Set Repository Permissions

To set permissions for Dashboards, data sources, multi-tenant connections, repository folders, etc., follow the steps below. Use the same steps to view existing permissions for any of these assets.

Repository folders are logical groupings, and do not represent file system directories.

Press the ‘Settings’ button at the top of Enterprise Manager.
Select the Content page in the left panel.

If multi-tenancy is enabled, from the ‘Select Organization’ menu, choose the desired organization. This feature is available only in Enterprise Edition.

organization1

Settings you make in the steps below apply only to the selected organization. Users and assets of other organizations are not affected. Note that some settings may only be available to the Host Organization, and are only visible to the Site Administrator.

Select the Repository tab.
Click to select the desired repository asset (Dashboard, folder, etc.) in the tree.
Select the Security tab.
Uncheck ‘Derive permissions from Parent’.

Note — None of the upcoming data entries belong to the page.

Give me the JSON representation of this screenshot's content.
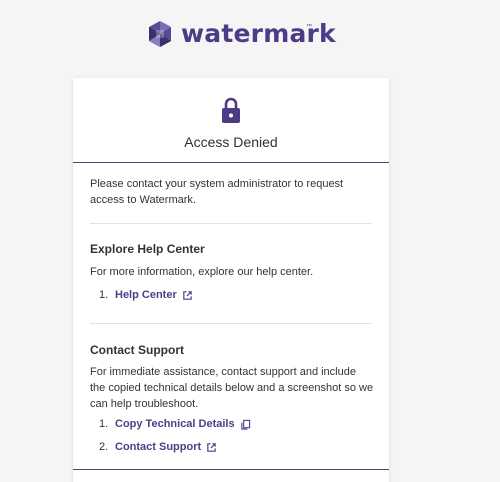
{
  "brand": {
    "logo_text": "watermark",
    "logo_icon": "watermark-logo-icon",
    "tm": "™",
    "color": "#4d3b85"
  },
  "card": {
    "lock_icon": "lock-icon",
    "title": "Access Denied",
    "intro": "Please contact your system administrator to request access to Watermark."
  },
  "help": {
    "title": "Explore Help Center",
    "text": "For more information, explore our help center.",
    "items": [
      {
        "num": "1.",
        "label": "Help Center",
        "icon": "external-link-icon"
      }
    ]
  },
  "support": {
    "title": "Contact Support",
    "text": "For immediate assistance, contact support and include the copied technical details below and a screenshot so we can help troubleshoot.",
    "items": [
      {
        "num": "1.",
        "label": "Copy Technical Details",
        "icon": "copy-icon"
      },
      {
        "num": "2.",
        "label": "Contact Support",
        "icon": "external-link-icon"
      }
    ]
  },
  "colors": {
    "accent": "#4a3f88",
    "background": "#f5f5f6",
    "card": "#ffffff"
  }
}
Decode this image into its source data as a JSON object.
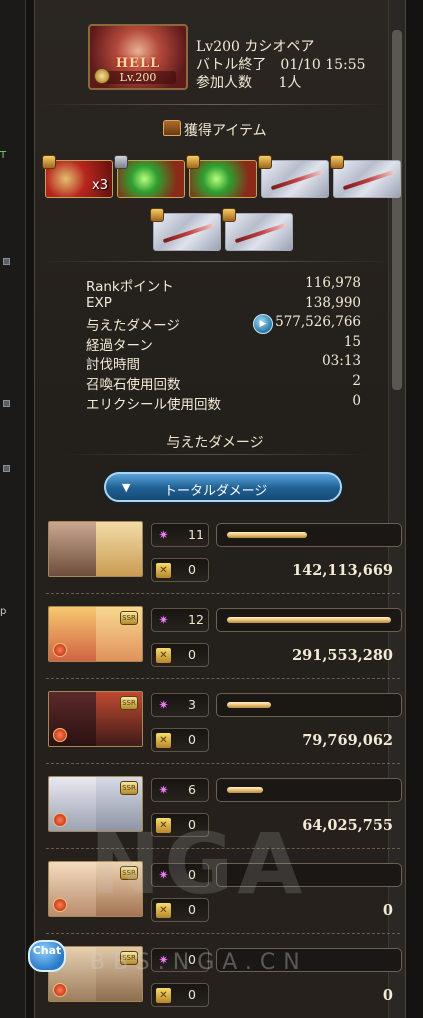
{
  "outer": {
    "left_marks": [
      "T",
      "p"
    ]
  },
  "header": {
    "quest_label": "HELL",
    "quest_level": "Lv.200",
    "quest_name": "Lv200 カシオペア",
    "battle_end": "バトル終了　01/10 15:55",
    "participants_label": "参加人数",
    "participants_value": "1人"
  },
  "items_section": {
    "title": "獲得アイテム",
    "row1": [
      {
        "kind": "red",
        "qty": "x3",
        "badge": "gold"
      },
      {
        "kind": "green",
        "qty": "",
        "badge": "gray"
      },
      {
        "kind": "green",
        "qty": "",
        "badge": "gold"
      },
      {
        "kind": "silver",
        "qty": "",
        "badge": "gold"
      },
      {
        "kind": "silver",
        "qty": "",
        "badge": "gold"
      }
    ],
    "row2": [
      {
        "kind": "silver",
        "qty": "",
        "badge": "gold"
      },
      {
        "kind": "silver",
        "qty": "",
        "badge": "gold"
      }
    ]
  },
  "stats": [
    {
      "label": "Rankポイント",
      "value": "116,978"
    },
    {
      "label": "EXP",
      "value": "138,990"
    },
    {
      "label": "与えたダメージ",
      "value": "577,526,766"
    },
    {
      "label": "経過ターン",
      "value": "15"
    },
    {
      "label": "討伐時間",
      "value": "03:13"
    },
    {
      "label": "召喚石使用回数",
      "value": "2"
    },
    {
      "label": "エリクシール使用回数",
      "value": "0"
    }
  ],
  "damage_section": {
    "title": "与えたダメージ",
    "total_button": "トータルダメージ"
  },
  "party": [
    {
      "hits": "11",
      "buffs": "0",
      "damage": "142,113,669",
      "fraction": 0.49
    },
    {
      "hits": "12",
      "buffs": "0",
      "damage": "291,553,280",
      "fraction": 1.0
    },
    {
      "hits": "3",
      "buffs": "0",
      "damage": "79,769,062",
      "fraction": 0.27
    },
    {
      "hits": "6",
      "buffs": "0",
      "damage": "64,025,755",
      "fraction": 0.22
    },
    {
      "hits": "0",
      "buffs": "0",
      "damage": "0",
      "fraction": 0
    },
    {
      "hits": "0",
      "buffs": "0",
      "damage": "0",
      "fraction": 0
    }
  ],
  "watermark": {
    "logo": "NGA",
    "site": "BBS.NGA.CN"
  },
  "chat": {
    "label": "Chat"
  },
  "colors": {
    "accent_blue": "#2b77a8",
    "gold": "#e8c478",
    "star": "#ee7af4"
  }
}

Expand to view a list of parent permissions

The list below shows the “parent” for each type of resource capable of inheriting parent permissions.

Dashboard

Parent is the repository folder containing the Dashboard on the Repository tree (under the Content tab).

Folder

Parent is the repository folder containing the folder on the Repository tree (under the Content tab).

Datasource

Parent is the root ‘Data Source’ node on the tree (under the Content tab).

Connection

Parent is the same parent as the datasource on which the connection is defined.

Data model

Parent is the datasource on which the data model is defined.

Data Worksheet

Parent is the ‘Data Worksheet’ node on the tree (under the Content tab).

Library asset

Parent is the ‘Library’ node on the tree (under the Content tab).
Select ‘Access requires BOTH User and Role permission’ to specify that access to the Dashboard or folder is granted only if the current user has both user and role permissions; i.e., both the user’s name (or group) and at least one of the user’s roles appear in the ‘Selected Entities’ table.

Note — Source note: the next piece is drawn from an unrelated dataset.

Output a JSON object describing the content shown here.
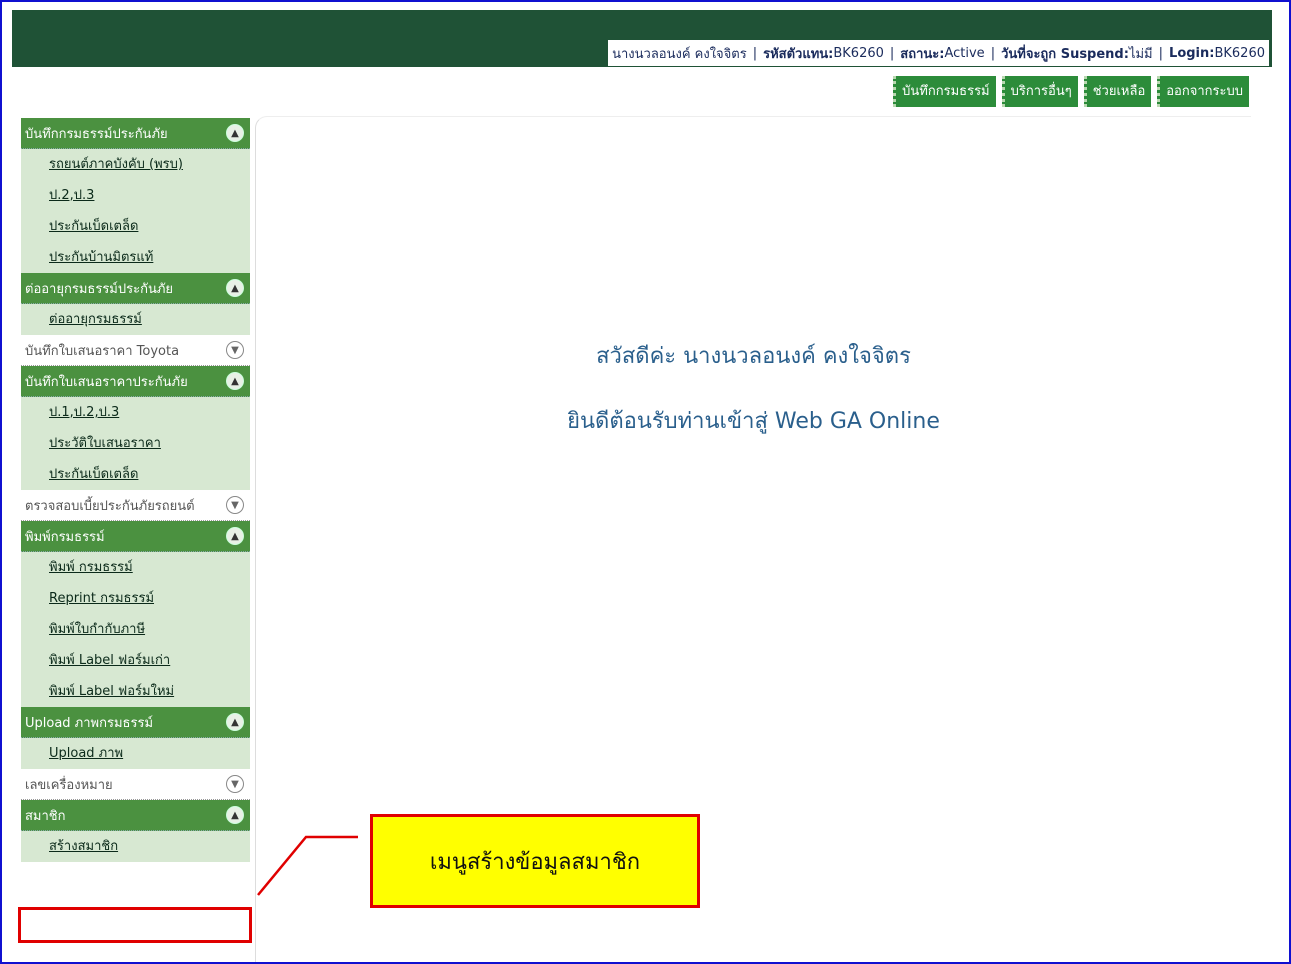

Select ‘Access requires EITHER User or Role permission’ to specify that access to the Dashboard or folder is granted if the current user has either user or role permissions; i.e., either the user’s name (or group) or at least one of the user’s roles appear in the ‘Selected Entities’ table.

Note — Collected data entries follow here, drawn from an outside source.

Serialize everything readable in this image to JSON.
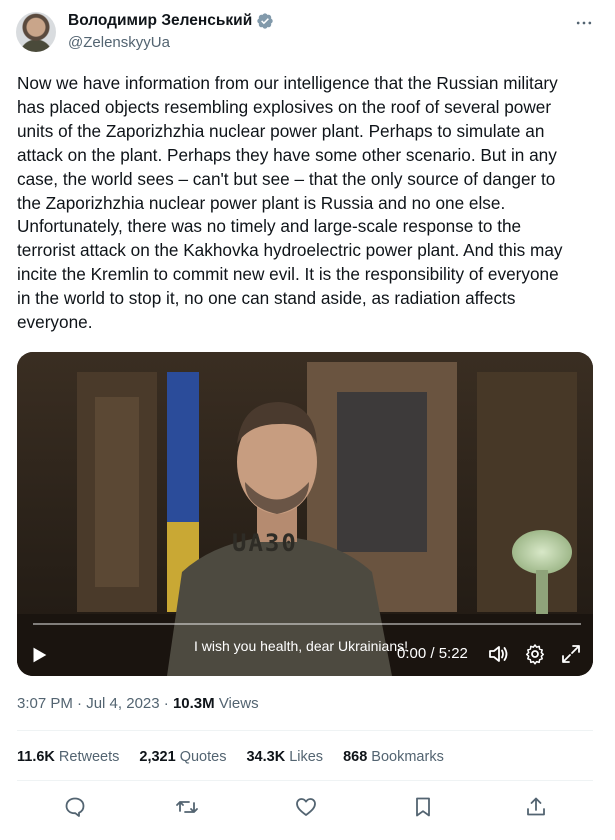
{
  "author": {
    "name": "Володимир Зеленський",
    "handle": "@ZelenskyyUa",
    "verified_icon": "verified-badge-icon"
  },
  "tweet": {
    "text": "Now we have information from our intelligence that the Russian military\nhas placed objects resembling explosives on the roof of several power\nunits of the Zaporizhzhia nuclear power plant. Perhaps to simulate an\nattack on the plant. Perhaps they have some other scenario. But in any\ncase, the world sees – can't but see – that the only source of danger to\nthe Zaporizhzhia nuclear power plant is Russia and no one else.\nUnfortunately, there was no timely and large-scale response to the\nterrorist attack on the Kakhovka hydroelectric power plant. And this may\nincite the Kremlin to commit new evil. It is the responsibility of everyone\nin the world to stop it, no one can stand aside, as radiation affects\neveryone."
  },
  "video": {
    "caption": "I wish you health, dear Ukrainians!",
    "time": "0:00 / 5:22",
    "shirt_text": "UA30",
    "progress": 0
  },
  "meta": {
    "time": "3:07 PM",
    "separator1": " · ",
    "date": "Jul 4, 2023",
    "separator2": " · ",
    "views_count": "10.3M",
    "views_label": " Views"
  },
  "stats": {
    "retweets_count": "11.6K",
    "retweets_label": " Retweets",
    "quotes_count": "2,321",
    "quotes_label": " Quotes",
    "likes_count": "34.3K",
    "likes_label": " Likes",
    "bookmarks_count": "868",
    "bookmarks_label": " Bookmarks"
  },
  "colors": {
    "text": "#0f1419",
    "muted": "#536471",
    "verified": "#829aab",
    "divider": "#eff3f4"
  },
  "icons": [
    "more-icon",
    "play-icon",
    "volume-icon",
    "settings-icon",
    "fullscreen-icon",
    "reply-icon",
    "retweet-icon",
    "like-icon",
    "bookmark-icon",
    "share-icon"
  ]
}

This is an organization-wide setting, and will be applied to all assets within the same organization.
Press the Add button. This opens the ‘Add Permission’ dialog box.
Ctrl-click to select the desired users, groups, or roles, and press Add.
Select the desired permission (READ, WRITE, DELETE, SHARE, ADMIN) by checking the boxes next to the users, roles, or groups. Note that ADMIN permission provides privileges for administering the corresponding asset within Enterprise Manager, and therefore implies the other permissions. The SHARE setting controls access to social sharing options in the Portal.
Press Apply to save your changes.

Notes on Repository Permissions

The ‘Derive permissions from parent folder’ option for a Dashboard or folder specifies that permissions will be derived from the parent folder, as described below. If there are no explicit permissions set for its immediate parent, its permission inheritance will recurse higher up in the hierarchy of folders, until the root folder is reached.
'Write' permission on a folder indicates that Dashboards or sub-folders can be added to the folder, deleted from the folder, or modified within the folder.
'Delete' permission on a folder indicates that the folder itself can be deleted, but does not entail individual delete permission for Dashboards or sub-folders within the folder. To assign delete permission to all contents of a folder, set the ‘Write’ permission on the parent folder.
'Write' permission on an individual Dashboard indicates that the Dashboard can be modified, but does not entail delete permission for the Dashboard. To assign delete permission to a Dashboard, set the ‘Delete’ permission on the individual Dashboard.
Every user has full ‘Read’/’Write’/’Delete’ permissions to their own ‘My Dashboards’ folder.
If explicit permissions are set on an individual Dashboard or folder (i.e., ‘Derive permissions from parent folder’ is disabled), the explicit permissions govern the asset and the parent permissions are ignored.
If a user experiences a Read Access Denied error, this generally indicates that permissions on the asset or parent folder are not set correctly for the user.